Consistent sex is probably one of the top three greatest benefits that come from being in a committed relationship. While the idea itself is good on its own, what makes it so great is the person you get to have it with.
Which is why us, ladies, need to make sure we’re not just giving it away to anyone. He’s gotta be pretty great.
Logically, we know this. Our moms and guidance counselors have been preaching it for decades. But we seem to forget this golden rule when we start letting the guys make the decisions.
When he seems to be really into you, you let your guard down. You embrace the possibility and the excitement and keep the ball in his court.
Because even though deep down a lot of guys want relationships, they’ll pretty much always put that dream on the back-burner in exchange for sex. And once they realize they can get away with sex without any of the responsibility of being in a relationship, they stop trying to be in one.
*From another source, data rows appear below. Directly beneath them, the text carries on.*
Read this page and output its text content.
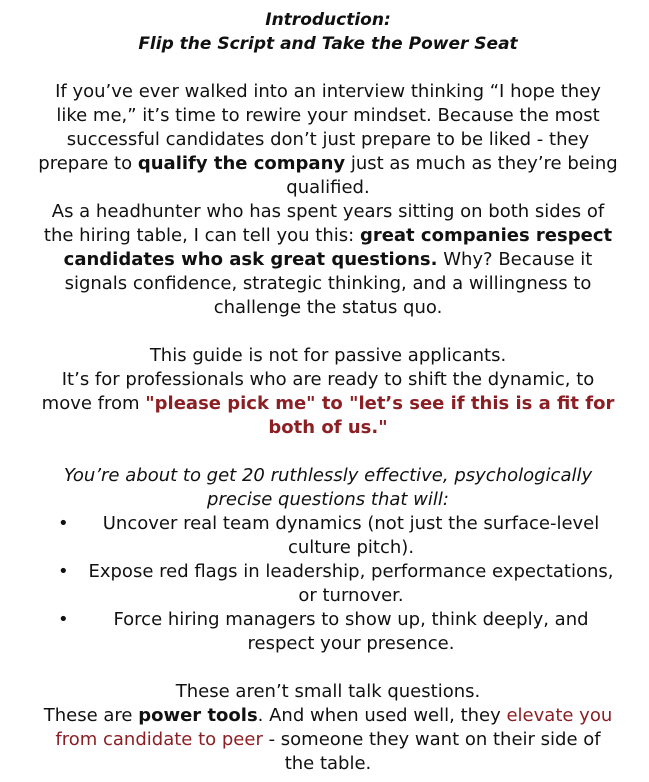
Introduction:
Flip the Script and Take the Power Seat

If you’ve ever walked into an interview thinking “I hope they like me,” it’s time to rewire your mindset. Because the most successful candidates don’t just prepare to be liked - they prepare to qualify the company just as much as they’re being qualified.

As a headhunter who has spent years sitting on both sides of the hiring table, I can tell you this: great companies respect candidates who ask great questions. Why? Because it signals confidence, strategic thinking, and a willingness to challenge the status quo.

This guide is not for passive applicants.
It’s for professionals who are ready to shift the dynamic, to move from "please pick me" to "let’s see if this is a fit for both of us."

You’re about to get 20 ruthlessly effective, psychologically precise questions that will:

•	Uncover real team dynamics (not just the surface-level culture pitch).
•	Expose red flags in leadership, performance expectations, or turnover.
•	Force hiring managers to show up, think deeply, and respect your presence.

These aren’t small talk questions.
These are power tools. And when used well, they elevate you from candidate to peer - someone they want on their side of the table.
Most guys won’t do any work if there is no work required. (That goes for people in general.) If we don’t have to earn it — and it’s just freely given to us — why would we make much of an effort to get it?
The only real way to see if a guy is relationship material and if he wants to be serious is to draw the line. He doesn’t get to do things a boyfriend does if he isn’t your boyfriend.
You don’t have to tell him this directly. Just don’t have sex with him. Don’t invite him to your place alone or see you in your underwear. Don’t get too intimate until he tells you that he just wants to be with you, instead of finding out later he doesn’t want a relationship.
Because there’s no point in wasting your time trying to force a man you’ve already had sex with into a monogamous relationship. It just isn’t going to happen.
You have a lot more power and say in a relationship than you realize. So make sure what you’re doing is in line with what you really want.